Saturday, September 17, 2011

Essay on School Days

I enjoyed School Days because I felt there was a very natural progression throughout the novel. Patrick Chamoiseau, the author, is very consistent in his thought process and this allows readers to become part of the journey of his childhood education. The language is playful and appropriate to the child narrator. I found this novel to share many fundamental characteristics to Richard Rodriguez's Hunger of Memory: The Education of Richard Rodriguez. Ultimately, I found that School Days was the more effective of the two novels because it left a margin of possibilities that Rodriguez's book did not have. In this essay I will explain what I find to be the fundamental characteristics that the two novels share, and I will explore what I feel is the major difference between the two authors' educational background and how that has affected their writing.

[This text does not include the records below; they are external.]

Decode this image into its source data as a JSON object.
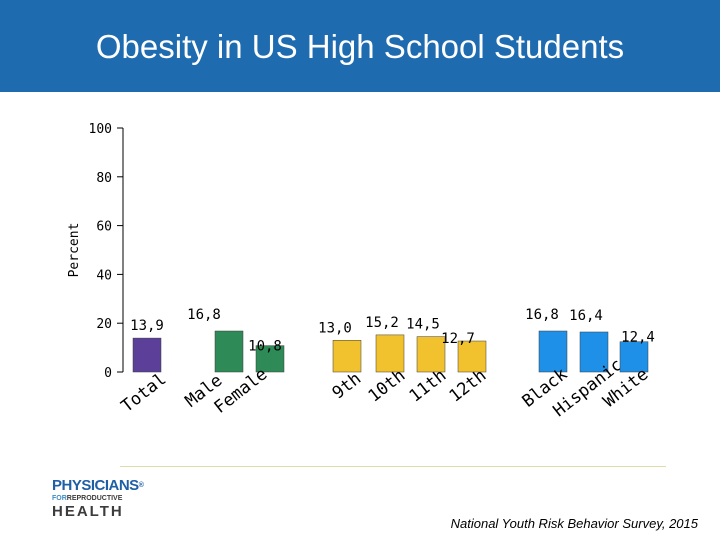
{
  "slide": {
    "title": "Obesity in US High School Students",
    "source": "National Youth Risk Behavior Survey, 2015"
  },
  "logo": {
    "line1": "PHYSICIANS",
    "reg": "®",
    "for": "FOR",
    "line2": "REPRODUCTIVE",
    "line3": "HEALTH"
  },
  "colors": {
    "header": "#1f6bb0",
    "total": "#5b3f99",
    "sex": "#2e8b57",
    "grade": "#f2c12e",
    "race": "#1e90e8"
  },
  "chart_data": {
    "type": "bar",
    "ylabel": "Percent",
    "ylim": [
      0,
      100
    ],
    "yticks": [
      0,
      20,
      40,
      60,
      80,
      100
    ],
    "categories": [
      "Total",
      "Male",
      "Female",
      "9th",
      "10th",
      "11th",
      "12th",
      "Black",
      "Hispanic",
      "White"
    ],
    "values": [
      13.9,
      16.8,
      10.8,
      13.0,
      15.2,
      14.5,
      12.7,
      16.8,
      16.4,
      12.4
    ],
    "value_labels": [
      "13,9",
      "16,8",
      "10,8",
      "13,0",
      "15,2",
      "14,5",
      "12,7",
      "16,8",
      "16,4",
      "12,4"
    ],
    "groups": [
      "total",
      "sex",
      "sex",
      "grade",
      "grade",
      "grade",
      "grade",
      "race",
      "race",
      "race"
    ],
    "grid": false,
    "legend": "none"
  }
}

The two authors chose to explore a variety of similar themes such as: what happens when children become educated outside the home, what happens when children are educated outside of their native languages, the quandary that children find themselves in between their native language that represents home life and a new language in their quests to fit in at school. This last case is where they slightly differ. Although both young Richard and young Patrick (whom we will call the unnamed character in School Days) choose to keep their confusion, hurt, shame, and anxiety regarding school to themselves, their reasoning is slightly different. Rodriguez could feel himself exceeding his parents' educational level and did not want to flaunt things that they did not understand around the house. Patrick did not want his mother to know that he was not doing well in school. He did not want his mother to be upset with him, knowing how highly she thinks of education and school,"He kept his failures secret, along with the scoldings and the wallops, because Mam Ninotte seemed to confer supreme authority upon the school." (Chamoiseau, p.74).

The difference in the two writings is that Rodriguez makes it seem as if every bilingual child goes through exactly what he went through. Chamoiseau, on the other hand, tells his story and indirectly shares with his readers an alternative experience. In the case of an irate mother who comes to the school in her child's defense of a wrong she felt was committed to him/her by one of the teachers, "There too, a mama furious with some Teacher would come, loudly demanding an explanation" (Chamoiseau, p.88).